Having Sam stay for a few days gave us a good excuse to visit Port Lympne Animal Park (zoo). I'm not impressed by all zoos but the two Aspinall Foundation Zoos in Kent are a pleasure to visit. The animals always look in good condition and the staff are helpful and seem full dedicated to their charges.
At Port Lympne the current stars are the Siberian Tigers. The tigress, Ingrid, above and her partner, Tugar have produced two beautiful cubs, that were born on June 27th.
They have just been named Zaria and Roza, although I have no idea which is which. Although they are only ten weeks old they are already beginning to show interest in some meat to supplement their milk diet.
Siberian Tigers are sadly endangered and it is estimated that less than 500 remain in the wild today.

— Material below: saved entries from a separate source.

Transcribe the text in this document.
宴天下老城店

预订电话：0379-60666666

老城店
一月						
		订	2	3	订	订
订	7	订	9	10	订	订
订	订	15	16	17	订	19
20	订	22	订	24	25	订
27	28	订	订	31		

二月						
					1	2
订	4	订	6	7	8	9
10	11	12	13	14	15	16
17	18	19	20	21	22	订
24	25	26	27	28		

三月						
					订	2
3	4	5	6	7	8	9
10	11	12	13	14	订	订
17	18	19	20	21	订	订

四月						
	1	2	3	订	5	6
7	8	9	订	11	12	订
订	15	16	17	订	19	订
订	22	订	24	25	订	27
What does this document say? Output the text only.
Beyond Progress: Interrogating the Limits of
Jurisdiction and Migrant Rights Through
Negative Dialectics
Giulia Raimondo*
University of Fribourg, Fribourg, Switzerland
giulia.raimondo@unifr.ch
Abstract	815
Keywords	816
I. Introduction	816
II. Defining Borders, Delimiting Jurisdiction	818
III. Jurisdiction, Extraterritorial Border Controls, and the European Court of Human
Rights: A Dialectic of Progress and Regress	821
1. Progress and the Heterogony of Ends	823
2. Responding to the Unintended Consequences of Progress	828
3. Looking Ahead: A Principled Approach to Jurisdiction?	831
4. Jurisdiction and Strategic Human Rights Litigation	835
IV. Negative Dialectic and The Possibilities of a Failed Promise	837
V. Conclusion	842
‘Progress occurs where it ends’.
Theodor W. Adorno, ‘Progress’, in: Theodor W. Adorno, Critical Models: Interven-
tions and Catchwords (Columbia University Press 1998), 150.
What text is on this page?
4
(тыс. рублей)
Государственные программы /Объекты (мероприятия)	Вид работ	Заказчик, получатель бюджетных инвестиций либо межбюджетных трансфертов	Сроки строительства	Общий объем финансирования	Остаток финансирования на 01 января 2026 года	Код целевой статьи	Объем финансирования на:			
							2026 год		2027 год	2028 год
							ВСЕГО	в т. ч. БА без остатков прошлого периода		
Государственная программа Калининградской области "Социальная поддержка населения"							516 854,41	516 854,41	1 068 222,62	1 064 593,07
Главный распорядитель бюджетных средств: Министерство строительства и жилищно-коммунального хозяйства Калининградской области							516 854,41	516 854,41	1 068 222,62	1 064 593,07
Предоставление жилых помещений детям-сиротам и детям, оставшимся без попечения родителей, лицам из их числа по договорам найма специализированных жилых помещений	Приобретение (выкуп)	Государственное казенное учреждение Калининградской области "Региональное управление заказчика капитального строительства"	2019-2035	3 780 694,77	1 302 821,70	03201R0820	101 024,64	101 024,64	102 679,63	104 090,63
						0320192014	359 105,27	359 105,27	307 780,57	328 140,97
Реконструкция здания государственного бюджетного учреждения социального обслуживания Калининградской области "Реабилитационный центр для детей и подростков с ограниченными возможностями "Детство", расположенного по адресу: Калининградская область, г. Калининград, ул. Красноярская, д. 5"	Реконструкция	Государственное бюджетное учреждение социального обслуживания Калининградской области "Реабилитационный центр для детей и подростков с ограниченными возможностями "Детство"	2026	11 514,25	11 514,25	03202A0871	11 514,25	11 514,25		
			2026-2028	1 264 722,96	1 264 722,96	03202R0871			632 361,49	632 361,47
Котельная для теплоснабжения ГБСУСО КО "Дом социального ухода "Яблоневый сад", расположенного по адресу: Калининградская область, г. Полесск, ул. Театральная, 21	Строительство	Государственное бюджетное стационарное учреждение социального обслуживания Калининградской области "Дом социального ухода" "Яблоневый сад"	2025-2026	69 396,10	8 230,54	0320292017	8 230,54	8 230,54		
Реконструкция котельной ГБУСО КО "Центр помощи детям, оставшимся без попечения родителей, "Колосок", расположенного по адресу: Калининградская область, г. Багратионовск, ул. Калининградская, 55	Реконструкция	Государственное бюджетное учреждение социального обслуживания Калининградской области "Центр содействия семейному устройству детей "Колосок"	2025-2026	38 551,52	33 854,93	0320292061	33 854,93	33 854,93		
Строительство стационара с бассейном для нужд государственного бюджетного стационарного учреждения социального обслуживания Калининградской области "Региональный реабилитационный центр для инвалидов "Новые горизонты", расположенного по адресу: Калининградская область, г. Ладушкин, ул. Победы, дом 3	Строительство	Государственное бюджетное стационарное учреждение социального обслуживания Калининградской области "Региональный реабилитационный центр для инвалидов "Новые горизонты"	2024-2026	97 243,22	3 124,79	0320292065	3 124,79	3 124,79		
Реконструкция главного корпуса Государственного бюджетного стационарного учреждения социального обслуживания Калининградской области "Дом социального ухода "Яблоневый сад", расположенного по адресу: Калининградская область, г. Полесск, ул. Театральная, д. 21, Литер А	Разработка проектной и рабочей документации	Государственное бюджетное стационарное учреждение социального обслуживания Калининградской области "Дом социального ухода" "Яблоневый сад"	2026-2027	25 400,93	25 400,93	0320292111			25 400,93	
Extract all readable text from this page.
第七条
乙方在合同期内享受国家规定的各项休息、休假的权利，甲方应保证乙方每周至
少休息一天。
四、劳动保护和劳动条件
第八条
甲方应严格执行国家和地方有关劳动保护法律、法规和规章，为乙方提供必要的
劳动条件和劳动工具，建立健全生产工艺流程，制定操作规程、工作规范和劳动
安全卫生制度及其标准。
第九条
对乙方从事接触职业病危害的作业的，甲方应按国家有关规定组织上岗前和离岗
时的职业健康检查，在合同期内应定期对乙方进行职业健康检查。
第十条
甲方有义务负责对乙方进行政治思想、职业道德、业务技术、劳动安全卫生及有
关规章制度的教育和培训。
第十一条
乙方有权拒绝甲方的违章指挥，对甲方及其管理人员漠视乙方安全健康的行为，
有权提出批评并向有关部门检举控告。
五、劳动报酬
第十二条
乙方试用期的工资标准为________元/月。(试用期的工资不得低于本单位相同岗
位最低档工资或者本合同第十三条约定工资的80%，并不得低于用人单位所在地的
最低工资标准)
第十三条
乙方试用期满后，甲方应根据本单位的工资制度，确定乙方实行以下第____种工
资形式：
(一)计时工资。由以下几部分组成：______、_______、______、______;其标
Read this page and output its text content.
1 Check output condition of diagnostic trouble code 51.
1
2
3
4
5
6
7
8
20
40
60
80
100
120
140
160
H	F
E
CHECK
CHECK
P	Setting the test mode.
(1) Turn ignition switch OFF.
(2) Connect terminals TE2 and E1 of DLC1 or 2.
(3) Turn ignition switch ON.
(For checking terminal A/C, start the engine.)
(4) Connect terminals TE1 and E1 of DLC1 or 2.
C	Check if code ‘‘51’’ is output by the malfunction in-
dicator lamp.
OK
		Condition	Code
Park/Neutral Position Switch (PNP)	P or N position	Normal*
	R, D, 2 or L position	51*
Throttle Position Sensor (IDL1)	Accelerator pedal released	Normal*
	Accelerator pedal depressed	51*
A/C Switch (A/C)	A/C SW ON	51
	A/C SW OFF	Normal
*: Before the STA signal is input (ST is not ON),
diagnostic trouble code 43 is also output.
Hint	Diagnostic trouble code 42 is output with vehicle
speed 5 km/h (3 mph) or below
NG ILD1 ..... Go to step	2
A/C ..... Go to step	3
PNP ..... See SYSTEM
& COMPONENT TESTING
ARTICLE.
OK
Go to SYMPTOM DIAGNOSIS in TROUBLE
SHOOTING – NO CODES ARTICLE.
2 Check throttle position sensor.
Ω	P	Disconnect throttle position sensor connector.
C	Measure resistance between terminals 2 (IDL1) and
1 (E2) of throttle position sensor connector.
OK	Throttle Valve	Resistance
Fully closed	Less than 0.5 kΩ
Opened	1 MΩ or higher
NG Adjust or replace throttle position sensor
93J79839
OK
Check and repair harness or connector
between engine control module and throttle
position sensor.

They are under threat from poaching and loss of prey species.
I've always liked the "back-lights" on the Tiger's ears, presumably they are used in the recognition and signalling language that they have.
The park has a large area of open space for animals to wander and although not quite the Serengeti it does allow the animals a wide area to range over. This Grant's Zebra looks quite at home of the Kent grassland.
Although the African Elephants are in their own enclosure the can been seen from the Safari vehicle that give a tour of the grounds.
Halfway round the safari route there is a stopping point where some of the smaller animals such as snakes and frogs can be seen. In addition there is a small group (three) of Pygmy Marmosets. This is one of the smallest primates in the word and it is the smallest Monkey. They are native to South America, in Brazil, Ecuador, Colombia and Peru and inhabit flooded forests and bamboo thickets. At the moment they are not listed by the ICUN.
Among the animals wandering in the park were a number of Defassa Waterbuck. This male seems to have had an accident with one of it's horns.
The largest of the Spiral Horned Antelopes, the Eland is a bovine like animal and it is farmed for it's meat in parts of Africa. The name Eland comes from the Dutch word for Moose, possibly due to it's moose-like face.
The Roan Antelope is one of the most handsome of the horse-like antelopes (Hippotraginae). It is tall and powerful, and the males have a fine set of horns to defend their herd of females for other males.
I'm not usually a fan of Zoo photography, but the young Tigers were irresistible. The Aspinall do good work for conservation and the animal parks will, hopefully, help to get the next generation to appreciate the treasures of the world some what better that their predecessors.